片倉の目は、さくらをじっと見据えて離さない。
「つらいなら、類を切り捨ててください。あなたに、そんな顔をさせたくない。代わりに、私があなたを守ります」
そっと握られた手に、さくらは動揺したが押し返した。
「片倉さん、これ以上の冗談は、こ、困ります」
「すみません、こんなときに言い出すことではありませんでしたね、申し訳ありません。さくらさんが愛らしくて、つい酔ってしまったようです。ええと、松原かれんの写真の件ですが、コラージュの可能性が高いと思われます」
「コラージュ?」
「はい。ルイの特徴を、幼い男の子の顔写真に落とし込んだ巧妙ないたずらです。彼女がかつて、ルイの取り巻きをしていたことは私も知っていますし、ルイと交渉があったことはおそらく事実でしょう。以前の北澤ルイは、ああいった年上女性が好みでした。彼女の所属事務所にも確認しましたが、松原かれんに子どもはいません」
いない。
子どもは、いない?
「さくらさんに対する脅しです。少し調べればすぐに分かってしまうことを、わざわざ知らせてくるあたり、ルイとの過去……身体の関係を、強調したかっただけかと。ただ、堕胎経験は数回あるようなので、もしかしたらルイや男性全般を恨んでいる、という可能性はありますが」
「いま……、あの人に、子どもは、いない……んですね」
じわじわと、心身の隅々にまで安堵が広がってゆく。
「悪質な嫌がらせです。さくらさんを、類から引き離すための、捨て身作戦。写真はいたずらだと分かっても、あなたたちの間には動揺が走り、不審が募ります。卑怯な作戦です」
「お願いです。今回のこと、類くんには言わないでください。私は、類くんを信じています。あの女性……松原かれんさんも、かわいそうな人です。そっとしておいてあげてください」
「あなたは強いですね。分かりました。類には、報告しません。ただ、さくらさんの身が心配です。この件、まだ終わりではありません。あなたが襲われる可能性があります。ボディガードをつけましょうか」
「だいじょうぶです、いりません。なるべくひとりにならないよう、行動します。夜道は歩かないようにします」
「ふうむ。人をつけるとなると、ルイにも詳しい事情を話す必要がありますし、私が根回ししましょう。いいですか、無用の外出は避けてください。あやしい場所、暗い場所へは近づかないでください。
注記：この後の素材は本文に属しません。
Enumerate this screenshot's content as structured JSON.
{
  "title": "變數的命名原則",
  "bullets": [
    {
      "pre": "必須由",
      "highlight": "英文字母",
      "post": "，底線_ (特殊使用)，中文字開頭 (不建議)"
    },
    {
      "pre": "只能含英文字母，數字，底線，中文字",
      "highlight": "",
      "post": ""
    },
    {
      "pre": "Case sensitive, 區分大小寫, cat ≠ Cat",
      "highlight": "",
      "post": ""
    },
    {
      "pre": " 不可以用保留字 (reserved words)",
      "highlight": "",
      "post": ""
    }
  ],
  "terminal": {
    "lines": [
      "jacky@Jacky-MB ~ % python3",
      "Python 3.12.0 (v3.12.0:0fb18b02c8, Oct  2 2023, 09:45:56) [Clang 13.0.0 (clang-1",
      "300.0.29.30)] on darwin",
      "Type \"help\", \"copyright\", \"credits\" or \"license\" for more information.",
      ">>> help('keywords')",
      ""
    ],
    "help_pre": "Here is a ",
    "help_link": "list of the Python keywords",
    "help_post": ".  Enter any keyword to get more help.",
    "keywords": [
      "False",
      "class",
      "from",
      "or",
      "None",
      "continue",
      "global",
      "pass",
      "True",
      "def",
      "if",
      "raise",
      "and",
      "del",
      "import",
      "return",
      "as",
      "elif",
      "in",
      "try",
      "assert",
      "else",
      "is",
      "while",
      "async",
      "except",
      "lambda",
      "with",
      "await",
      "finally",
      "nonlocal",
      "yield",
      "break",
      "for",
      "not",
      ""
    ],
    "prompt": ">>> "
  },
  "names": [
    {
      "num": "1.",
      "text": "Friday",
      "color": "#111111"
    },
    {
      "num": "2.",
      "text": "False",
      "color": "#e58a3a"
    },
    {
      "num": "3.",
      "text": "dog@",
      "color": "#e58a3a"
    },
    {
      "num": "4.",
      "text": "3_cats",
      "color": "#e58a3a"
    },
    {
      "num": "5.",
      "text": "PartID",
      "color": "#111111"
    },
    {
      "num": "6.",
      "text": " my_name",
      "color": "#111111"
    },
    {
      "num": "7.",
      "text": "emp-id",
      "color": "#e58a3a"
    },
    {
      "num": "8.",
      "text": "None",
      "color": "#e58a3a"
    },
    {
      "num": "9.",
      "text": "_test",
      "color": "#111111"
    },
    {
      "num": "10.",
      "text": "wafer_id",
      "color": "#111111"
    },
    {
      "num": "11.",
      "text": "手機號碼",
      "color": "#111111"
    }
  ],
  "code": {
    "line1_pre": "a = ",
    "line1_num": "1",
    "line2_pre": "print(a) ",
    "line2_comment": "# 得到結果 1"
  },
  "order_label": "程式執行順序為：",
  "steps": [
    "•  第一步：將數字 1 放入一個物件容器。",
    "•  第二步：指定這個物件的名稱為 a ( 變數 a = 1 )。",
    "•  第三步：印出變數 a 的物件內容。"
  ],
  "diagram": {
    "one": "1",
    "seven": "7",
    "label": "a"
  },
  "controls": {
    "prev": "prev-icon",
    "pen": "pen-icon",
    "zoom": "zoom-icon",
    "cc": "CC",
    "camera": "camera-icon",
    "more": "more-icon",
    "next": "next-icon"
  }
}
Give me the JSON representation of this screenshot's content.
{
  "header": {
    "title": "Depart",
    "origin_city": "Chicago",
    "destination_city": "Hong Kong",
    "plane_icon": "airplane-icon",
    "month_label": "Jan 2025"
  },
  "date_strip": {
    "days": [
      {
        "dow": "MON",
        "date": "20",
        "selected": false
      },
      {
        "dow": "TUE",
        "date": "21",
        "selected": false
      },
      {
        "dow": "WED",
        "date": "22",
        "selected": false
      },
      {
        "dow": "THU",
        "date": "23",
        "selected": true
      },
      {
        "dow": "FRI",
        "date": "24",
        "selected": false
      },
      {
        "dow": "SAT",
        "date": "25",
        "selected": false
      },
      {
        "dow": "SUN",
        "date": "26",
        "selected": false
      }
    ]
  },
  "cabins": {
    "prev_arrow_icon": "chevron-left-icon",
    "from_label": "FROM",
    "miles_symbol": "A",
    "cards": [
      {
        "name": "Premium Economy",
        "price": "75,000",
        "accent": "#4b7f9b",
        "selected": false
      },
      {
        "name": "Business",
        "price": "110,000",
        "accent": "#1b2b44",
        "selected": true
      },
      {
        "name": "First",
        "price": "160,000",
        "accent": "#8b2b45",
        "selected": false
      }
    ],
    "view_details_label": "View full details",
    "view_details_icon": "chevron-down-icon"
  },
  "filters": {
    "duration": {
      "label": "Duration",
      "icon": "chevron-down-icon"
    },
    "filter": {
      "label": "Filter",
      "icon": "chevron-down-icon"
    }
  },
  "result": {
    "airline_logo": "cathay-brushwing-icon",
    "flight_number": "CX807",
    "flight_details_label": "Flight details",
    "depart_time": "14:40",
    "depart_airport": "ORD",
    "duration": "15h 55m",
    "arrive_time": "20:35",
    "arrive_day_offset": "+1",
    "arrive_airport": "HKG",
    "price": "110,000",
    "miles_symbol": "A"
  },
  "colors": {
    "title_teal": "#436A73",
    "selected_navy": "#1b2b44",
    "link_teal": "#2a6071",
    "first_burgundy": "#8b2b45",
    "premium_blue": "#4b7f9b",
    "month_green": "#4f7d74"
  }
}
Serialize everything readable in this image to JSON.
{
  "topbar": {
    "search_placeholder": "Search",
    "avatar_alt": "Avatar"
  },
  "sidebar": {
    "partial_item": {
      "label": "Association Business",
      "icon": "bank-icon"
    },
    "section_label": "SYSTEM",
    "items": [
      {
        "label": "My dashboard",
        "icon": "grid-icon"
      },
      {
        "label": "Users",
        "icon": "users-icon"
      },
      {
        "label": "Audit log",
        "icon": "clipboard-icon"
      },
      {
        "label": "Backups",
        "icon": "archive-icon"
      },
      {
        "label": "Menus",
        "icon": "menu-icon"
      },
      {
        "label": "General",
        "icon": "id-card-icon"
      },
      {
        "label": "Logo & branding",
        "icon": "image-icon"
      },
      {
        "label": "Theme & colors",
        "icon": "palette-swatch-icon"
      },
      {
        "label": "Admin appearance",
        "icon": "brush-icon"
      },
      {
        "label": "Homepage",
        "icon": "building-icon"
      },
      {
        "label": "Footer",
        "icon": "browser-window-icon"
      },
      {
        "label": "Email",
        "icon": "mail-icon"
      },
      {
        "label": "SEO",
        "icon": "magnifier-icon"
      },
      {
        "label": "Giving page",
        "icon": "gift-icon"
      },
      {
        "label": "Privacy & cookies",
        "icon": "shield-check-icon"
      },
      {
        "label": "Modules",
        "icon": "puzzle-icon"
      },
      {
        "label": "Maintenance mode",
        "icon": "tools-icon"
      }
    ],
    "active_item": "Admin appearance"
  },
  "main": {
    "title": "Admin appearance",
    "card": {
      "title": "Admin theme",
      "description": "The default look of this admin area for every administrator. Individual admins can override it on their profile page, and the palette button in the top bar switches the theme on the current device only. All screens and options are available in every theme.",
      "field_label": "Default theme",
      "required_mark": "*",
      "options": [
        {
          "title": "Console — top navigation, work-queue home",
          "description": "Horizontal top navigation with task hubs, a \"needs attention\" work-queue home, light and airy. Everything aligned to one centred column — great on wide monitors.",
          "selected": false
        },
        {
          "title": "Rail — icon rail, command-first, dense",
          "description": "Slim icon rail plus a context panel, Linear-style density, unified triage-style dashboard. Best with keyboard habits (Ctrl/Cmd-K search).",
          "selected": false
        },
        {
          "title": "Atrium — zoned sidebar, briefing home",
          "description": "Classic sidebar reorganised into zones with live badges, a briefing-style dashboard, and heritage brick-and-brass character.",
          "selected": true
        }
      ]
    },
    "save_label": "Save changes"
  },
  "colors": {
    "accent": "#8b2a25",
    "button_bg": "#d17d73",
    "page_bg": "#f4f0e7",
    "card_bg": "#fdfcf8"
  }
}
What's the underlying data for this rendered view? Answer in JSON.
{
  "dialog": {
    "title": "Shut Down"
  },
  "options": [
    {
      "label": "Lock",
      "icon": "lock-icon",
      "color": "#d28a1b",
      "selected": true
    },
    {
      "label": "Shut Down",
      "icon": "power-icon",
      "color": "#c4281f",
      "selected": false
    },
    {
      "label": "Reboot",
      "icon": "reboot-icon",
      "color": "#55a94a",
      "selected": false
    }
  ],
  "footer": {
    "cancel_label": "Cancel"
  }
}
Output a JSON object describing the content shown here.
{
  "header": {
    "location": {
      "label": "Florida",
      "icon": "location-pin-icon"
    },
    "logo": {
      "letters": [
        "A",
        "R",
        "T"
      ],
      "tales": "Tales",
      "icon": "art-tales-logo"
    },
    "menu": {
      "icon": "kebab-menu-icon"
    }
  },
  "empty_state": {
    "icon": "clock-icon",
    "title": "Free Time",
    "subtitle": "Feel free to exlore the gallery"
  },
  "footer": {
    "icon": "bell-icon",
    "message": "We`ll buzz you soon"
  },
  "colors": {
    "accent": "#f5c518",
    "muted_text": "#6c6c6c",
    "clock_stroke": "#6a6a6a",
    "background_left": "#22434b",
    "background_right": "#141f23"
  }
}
知らない人からの呼び出しには、対応しないでください。私も近々、京都へ行ってさくらさんの安全を確認します」
「はい」
「無理をしないように。あなたの笑顔が見たい。ルイさえいなかったら、私はあなたを……いいえ、もうやめておきましょう。さくらさんを困らせるだけですね。我々は、ルイ……類を守る同志です」
類を守る同志。
そのことばは、さくらの心のドアを強くノックした。
「どうか、酔っぱらいのおじさんの妄言は、忘れてくださいね」
おやすみなさい、そう告げた片倉はさくらの部屋を出て行った。